Mario collected autographs by the simple expedient of writing to his subject and requesting autographed photos. When they arrived, they were affixed to the walls.

He once wrote to another of his heroes, Gen. James Doolittle, famed as the leader of the first bombing raid on Japan on Jan. 2, 1942. He received a nice note in return, and had a large photo of Doolittle on his wall.

Mario was a World War II buff, and was fascinated by ships and aircraft of that era. He took flying lessons at one time, only to discover that he got air sick.

He liked to chill out at his vacation home in Ocean Pines, Md., where he had a pontoon boat, only to discover that he got sea sick.

Nevertheless, he liked crabbing and hosting family get-togethers there, and enjoying, as his wife put it, the "breathtaking sunsets."

Mario was active in the Mario Lanza Institute, and got to know singer Kathryn Grayson, who performed with Lanza in his first film, "That Midnight Kiss," in 1949. They met when she attended one of the celebrations of the late singer at the Mario Lanza Museum, on Montrose Street near 7th in South Philly's Bella Vista section.

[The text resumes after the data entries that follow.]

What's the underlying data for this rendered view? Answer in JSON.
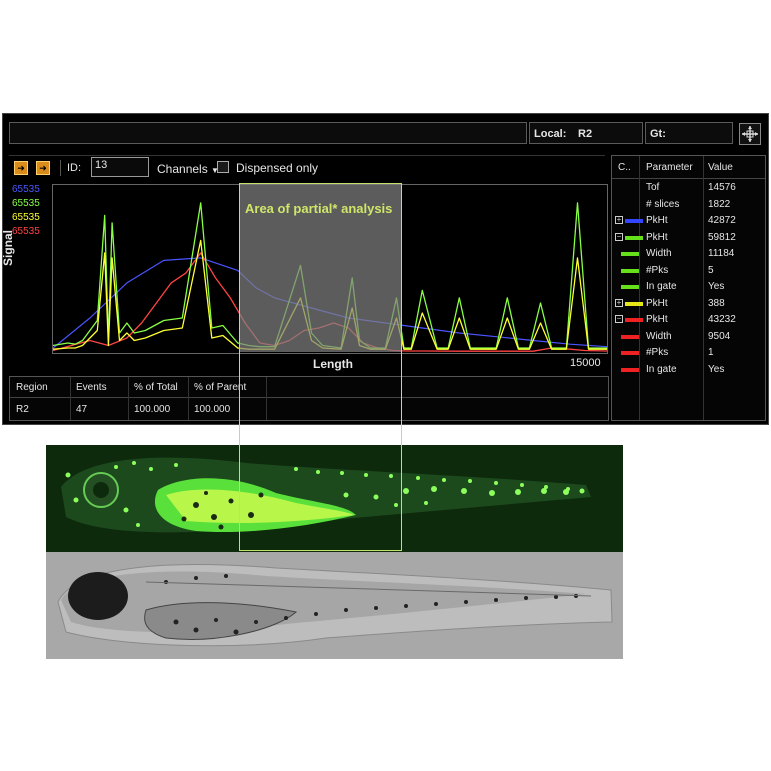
{
  "header": {
    "left_field": "",
    "local_label": "Local:",
    "local_value": "R2",
    "gt_label": "Gt:"
  },
  "toolbar": {
    "id_label": "ID:",
    "id_value": "13",
    "channels_label": "Channels",
    "dispensed_label": "Dispensed only"
  },
  "legend": {
    "values": [
      "65535",
      "65535",
      "65535",
      "65535"
    ],
    "colors": [
      "#4a55ff",
      "#88ff44",
      "#ffff33",
      "#ff4444"
    ]
  },
  "plot": {
    "ylabel": "Signal",
    "xlabel": "Length",
    "xmax_label": "15000"
  },
  "annotation": {
    "text": "Area of partial* analysis"
  },
  "stats": {
    "headers": [
      "Region",
      "Events",
      "% of Total",
      "% of Parent"
    ],
    "row": [
      "R2",
      "47",
      "100.000",
      "100.000"
    ]
  },
  "params": {
    "headers": [
      "C..",
      "Parameter",
      "Value"
    ],
    "rows": [
      {
        "expander": "",
        "color": "",
        "name": "Tof",
        "value": "14576"
      },
      {
        "expander": "",
        "color": "",
        "name": "# slices",
        "value": "1822"
      },
      {
        "expander": "+",
        "color": "#3345ff",
        "name": "PkHt",
        "value": "42872"
      },
      {
        "expander": "−",
        "color": "#66e01a",
        "name": "PkHt",
        "value": "59812"
      },
      {
        "expander": "",
        "color": "#66e01a",
        "name": "Width",
        "value": "11184"
      },
      {
        "expander": "",
        "color": "#66e01a",
        "name": "#Pks",
        "value": "5"
      },
      {
        "expander": "",
        "color": "#66e01a",
        "name": "In gate",
        "value": "Yes"
      },
      {
        "expander": "+",
        "color": "#e6e61a",
        "name": "PkHt",
        "value": "388"
      },
      {
        "expander": "−",
        "color": "#ee2222",
        "name": "PkHt",
        "value": "43232"
      },
      {
        "expander": "",
        "color": "#ee2222",
        "name": "Width",
        "value": "9504"
      },
      {
        "expander": "",
        "color": "#ee2222",
        "name": "#Pks",
        "value": "1"
      },
      {
        "expander": "",
        "color": "#ee2222",
        "name": "In gate",
        "value": "Yes"
      }
    ]
  },
  "chart_data": {
    "type": "line",
    "xlabel": "Length",
    "ylabel": "Signal",
    "x_range": [
      0,
      15000
    ],
    "y_range": [
      0,
      65535
    ],
    "series": [
      {
        "color": "#4a55ff",
        "x": [
          0,
          1000,
          2000,
          3000,
          4000,
          5000,
          5500,
          6000,
          7000,
          8000,
          9000,
          10000,
          11000,
          12000,
          13000,
          14000,
          15000
        ],
        "y": [
          2000,
          14000,
          28000,
          37000,
          38000,
          33000,
          26000,
          22000,
          18000,
          14000,
          12000,
          10000,
          8000,
          6500,
          5000,
          3500,
          2500
        ]
      },
      {
        "color": "#88ff44",
        "x": [
          0,
          400,
          600,
          800,
          1200,
          1400,
          1500,
          1600,
          1800,
          2000,
          2200,
          2500,
          3000,
          3500,
          4000,
          4300,
          4600,
          5000,
          5300,
          5600,
          6000,
          6700,
          7000,
          7300,
          7800,
          8100,
          8300,
          8600,
          9000,
          9300,
          9500,
          9700,
          10000,
          10400,
          10700,
          11000,
          11300,
          11600,
          12000,
          12300,
          12600,
          12900,
          13200,
          13500,
          13900,
          14200,
          14500,
          15000
        ],
        "y": [
          3000,
          4000,
          3500,
          5000,
          13000,
          55000,
          5000,
          52000,
          8000,
          12000,
          8000,
          9000,
          13000,
          14000,
          60000,
          10000,
          11000,
          4000,
          3000,
          2500,
          2500,
          35000,
          8000,
          3000,
          2000,
          30000,
          5000,
          2000,
          2000,
          22000,
          2000,
          2000,
          25000,
          2000,
          2000,
          22000,
          2000,
          2000,
          2000,
          22000,
          2000,
          2000,
          20000,
          2000,
          2000,
          60000,
          2000,
          2000
        ]
      },
      {
        "color": "#ffff33",
        "x": [
          0,
          400,
          600,
          800,
          1200,
          1400,
          1500,
          1600,
          1800,
          2000,
          2200,
          2500,
          3000,
          3500,
          4000,
          4300,
          4600,
          5000,
          5300,
          5600,
          6000,
          6700,
          7000,
          7300,
          7800,
          8100,
          8300,
          8600,
          9000,
          9300,
          9500,
          9700,
          10000,
          10400,
          10700,
          11000,
          11300,
          11600,
          12000,
          12300,
          12600,
          12900,
          13200,
          13500,
          13900,
          14200,
          14500,
          15000
        ],
        "y": [
          1500,
          2000,
          2000,
          3000,
          9000,
          40000,
          3000,
          38000,
          5000,
          8000,
          5000,
          6000,
          9000,
          10000,
          45000,
          6000,
          7000,
          2000,
          1500,
          1500,
          1500,
          22000,
          5000,
          2000,
          1500,
          18000,
          3000,
          1500,
          1500,
          14000,
          1500,
          1500,
          16000,
          1500,
          1500,
          14000,
          1500,
          1500,
          1500,
          14000,
          1500,
          1500,
          12000,
          1500,
          1500,
          38000,
          1500,
          1500
        ]
      },
      {
        "color": "#ff4444",
        "x": [
          0,
          500,
          1000,
          1500,
          2000,
          2400,
          2800,
          3200,
          3600,
          4000,
          4400,
          4800,
          5200,
          5600,
          6000,
          6400,
          6800,
          7200,
          7600,
          8000,
          8400,
          8800,
          9200,
          9600,
          10000,
          11000,
          12000,
          13000,
          13500,
          14000,
          14400,
          15000
        ],
        "y": [
          1000,
          3000,
          5000,
          3000,
          6000,
          12000,
          20000,
          28000,
          32000,
          40000,
          30000,
          22000,
          12000,
          4000,
          3000,
          5000,
          9000,
          10000,
          12000,
          10000,
          4000,
          2000,
          1000,
          800,
          800,
          700,
          700,
          700,
          2000,
          1500,
          1000,
          800
        ]
      }
    ]
  }
}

"She was a wonderful woman," his wife said of Grayson. "She invited us to her home in Hollywood. We never went."

However, the Todaros traveled extensively, including six trips to Italy.

Mario was born in Philadelphia to Salvatore and Angelina Todaro. He graduated from South Philadelphia High School in 1950. It was there that he started dating his future wife, Dorothy Flacco. They married in 1955.

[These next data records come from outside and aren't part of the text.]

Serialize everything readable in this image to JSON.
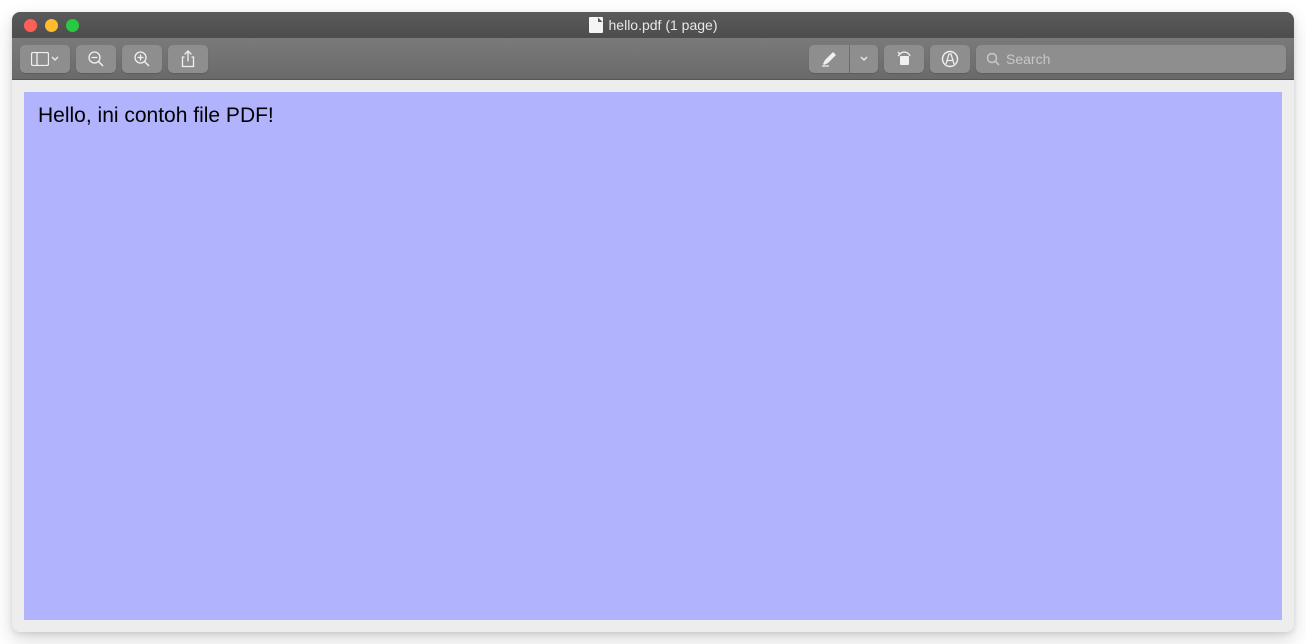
{
  "window": {
    "title": "hello.pdf (1 page)"
  },
  "search": {
    "placeholder": "Search",
    "value": ""
  },
  "document": {
    "content": "Hello, ini contoh file PDF!"
  }
}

Also at South Philadelphia High, Mario began his gymnastic training, winning enough honors to ensure his scholarship to Penn State. He was part of the Intercollegiate and National Gymnastic Championship teams for Penn State.

In 1953, Mario enlisted in the Army and served in the Signal Corps in France. He attained the rank of sergeant.

Mario was a member of the Benvenuto Lodge of the Sons and Daughters of Italy, Ocean Pines Boat Club, and was on the board of the Delaware County Chapter of the Pennsylvania Sports Hall of Fame. He was a member of the Knights of Columbus, American Legion and Alpha Phi Delta Fraternity. He was honored by the Chapel of the Four Chaplains.

Services: Were Saturday.

Donations in his memory may be made to the Penn State Men's Gymnastic Boosters Club, P.O. Box 704, State College, Pa., 16804, or the Paralyzed Veterans Association of America, 5000 Wissahickon Ave., Philadelphia 19144.